Six out of the 10 S&P 500 sectors closed up slightly on Monday, led telecom and healthcare stocks. Nike Inc. (NYSE:NKE) led Dow advances while Chevron Corp. (NYSE:CVX) led declines.

Private sector data released Monday morning showed that existing home sales fell 7.1 percent to 5.08 million last month compared to January, its lowest level since November. The results were well below economists’ forecast of a 2.8 percent decline to 5.32 million units. The data weighed on investor sentiments, though the Dow recovered from a 40-point drop after the data was released by the National Association of Realtors.

Oil prices started the week lower on profit-taking following a strong two-day rally last week but tipped back into the green by the opening bell in New York.

U.S. West Texas Intermediate was up 1.19 percent to $39.91 after topping $40 last week for the first time since early December. Brent crude, the other major global oil-price benchmark, rose 1.07 percent to $41.64.

The benchmark U.S. 10-year Treasury rose to 1.92 percent early Monday from Friday’s settlement yield of 1.88 percent. The bond yield typically rises when investors are more confident about the markets and falls when concerns flare and demand for U.S. debt increases. Gold, another so-called safe harbor investment, fell 0.77 percent to $1,244.60 per troy ounce. Gold prices tend to rise as confidence in the markets falls.

European shares were lower after the U.S. dollar rebounded from a five-month low hit last week, and oil prices dipped lower earlier in the trading session before rebounding slightly by the time markets opened in New York.

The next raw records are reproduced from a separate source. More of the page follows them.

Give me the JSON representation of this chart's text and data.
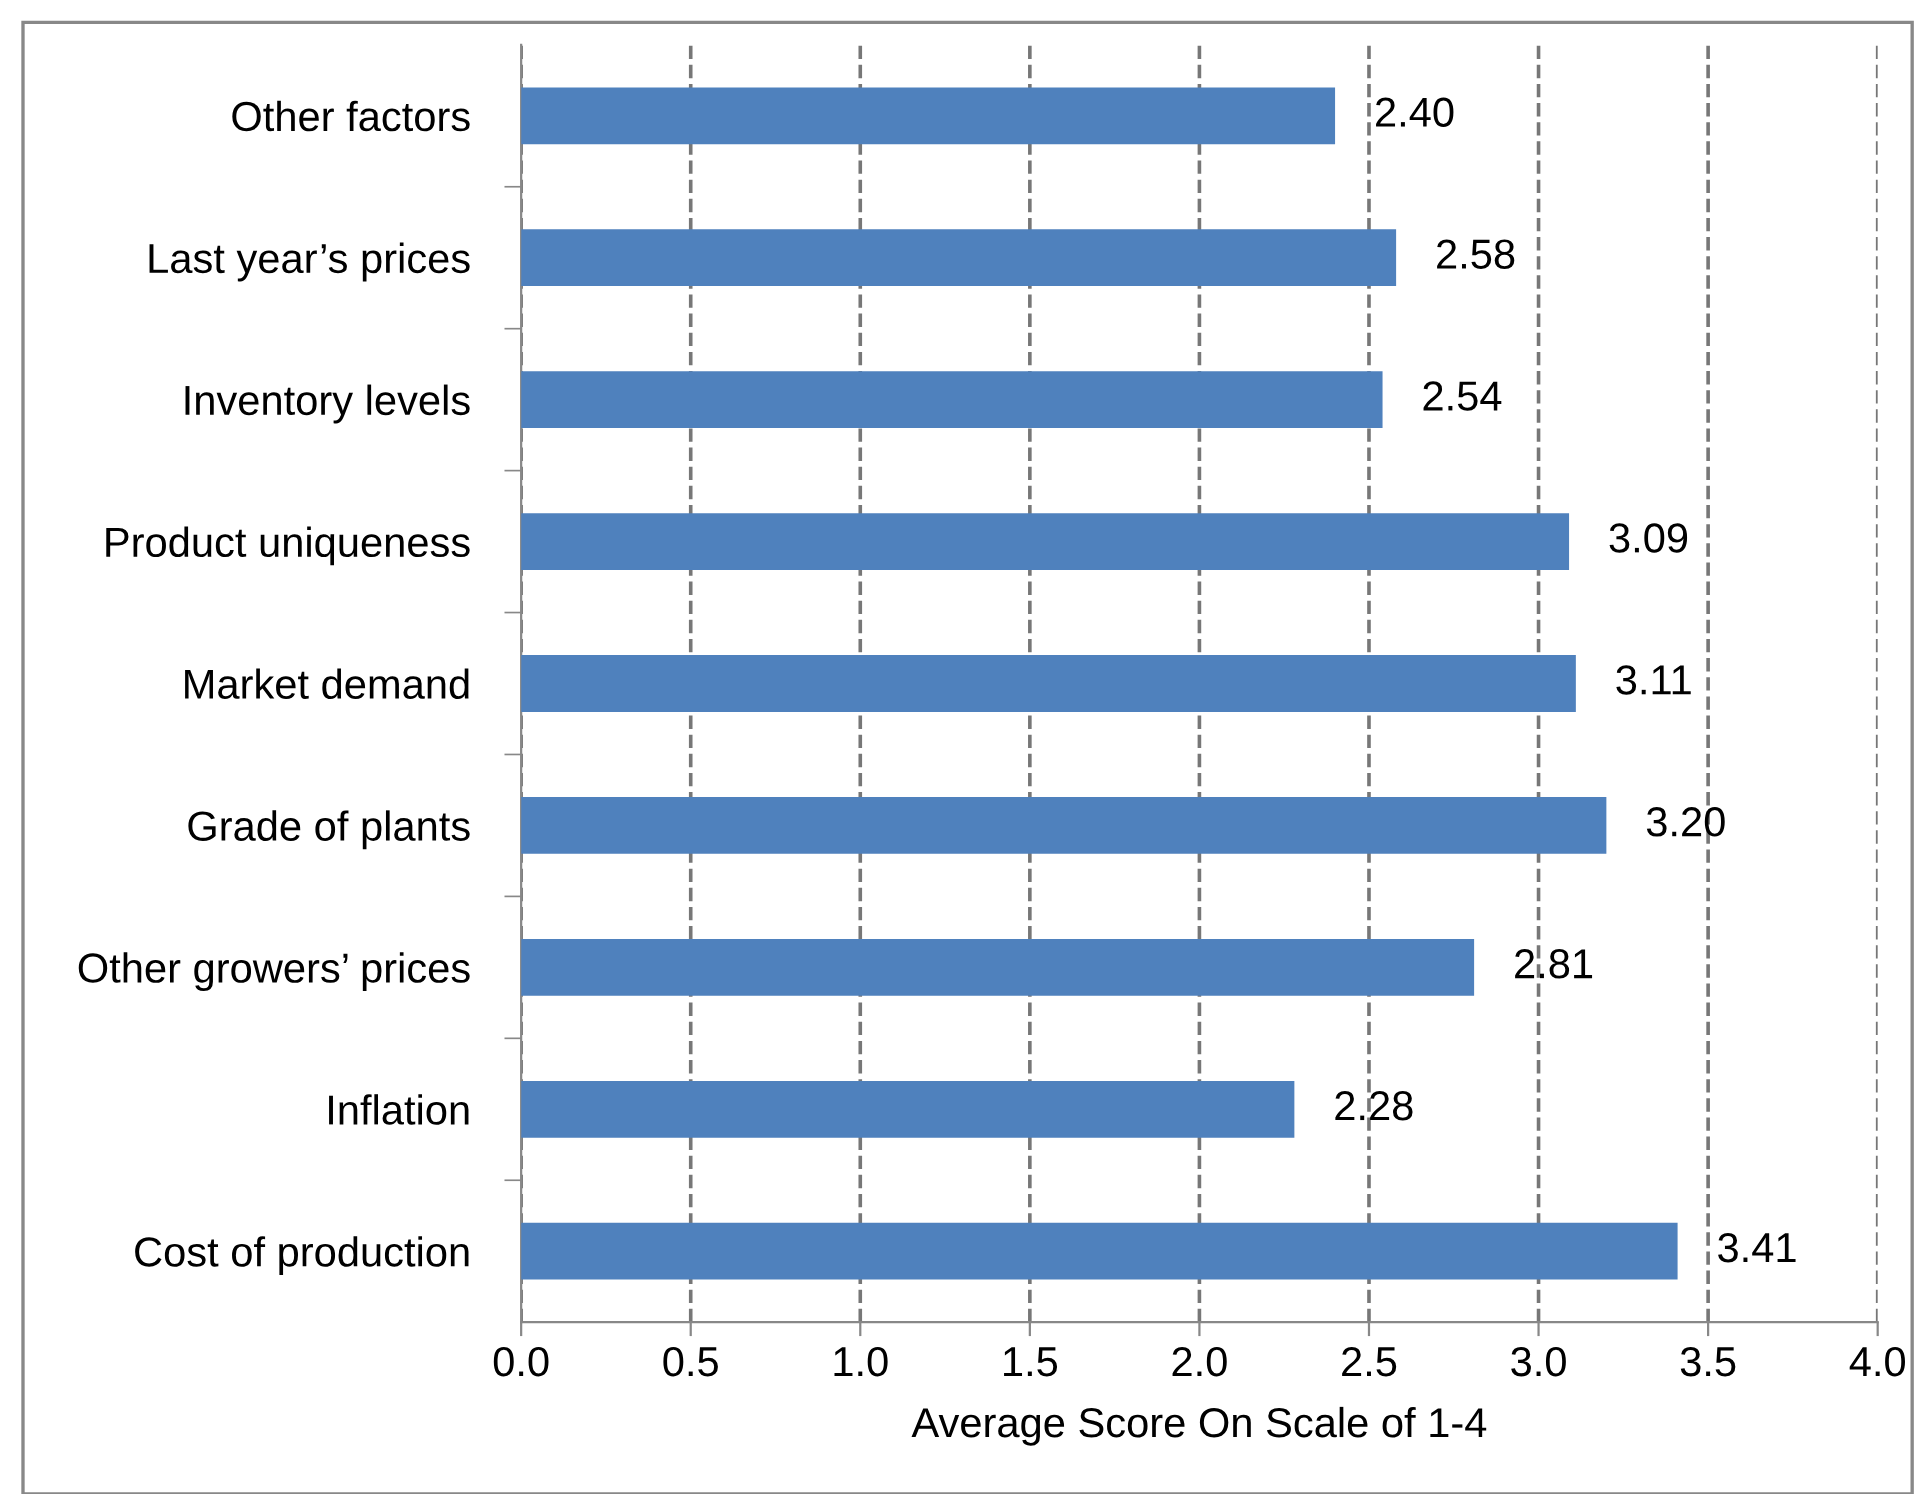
{
  "chart_data": {
    "type": "bar",
    "orientation": "horizontal",
    "xlabel": "Average Score On Scale of 1-4",
    "categories": [
      "Other factors",
      "Last year’s prices",
      "Inventory levels",
      "Product uniqueness",
      "Market demand",
      "Grade of plants",
      "Other growers’ prices",
      "Inflation",
      "Cost of production"
    ],
    "values": [
      2.4,
      2.58,
      2.54,
      3.09,
      3.11,
      3.2,
      2.81,
      2.28,
      3.41
    ],
    "value_labels": [
      "2.40",
      "2.58",
      "2.54",
      "3.09",
      "3.11",
      "3.20",
      "2.81",
      "2.28",
      "3.41"
    ],
    "color": "#4f81bd",
    "xlim": [
      0,
      4
    ],
    "xticks": [
      {
        "value": 0,
        "label": "0.0"
      },
      {
        "value": 0.5,
        "label": "0.5"
      },
      {
        "value": 1,
        "label": "1.0"
      },
      {
        "value": 1.5,
        "label": "1.5"
      },
      {
        "value": 2,
        "label": "2.0"
      },
      {
        "value": 2.5,
        "label": "2.5"
      },
      {
        "value": 3,
        "label": "3.0"
      },
      {
        "value": 3.5,
        "label": "3.5"
      },
      {
        "value": 4,
        "label": "4.0"
      }
    ],
    "grid": "x",
    "line_style": "dashed",
    "legend": false
  }
}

The broad pan-European Stoxx Europe 600 closed 0.33 percent lower Monday. The Paris-based CAC 40 dropped 0.78 percent while London’s FTSE lost 0.08 percent. Frankfurt’s DAX was down 0.02 percent.

Asian stocks were mixed Monday as investors watched oil prices drop, but shares in China saw a late rally after China Securities Finance Corp., the state-owned lender to companies that trade stocks, announced it would boost lending to brokerages in a bid to counter a recent slump in mainland markets. Japanese markets were closed for a holiday.

China’s broad CSI 300 Index of the mainland’s largest companies closed up 2.44 percent. Hong Kong’s Hang Seng ticked up a slight 0.06 percent. Australia’s S&P/ASX 200 lost 0.32 percent. South Korea’s main Kospi Index shed 0.12 percent.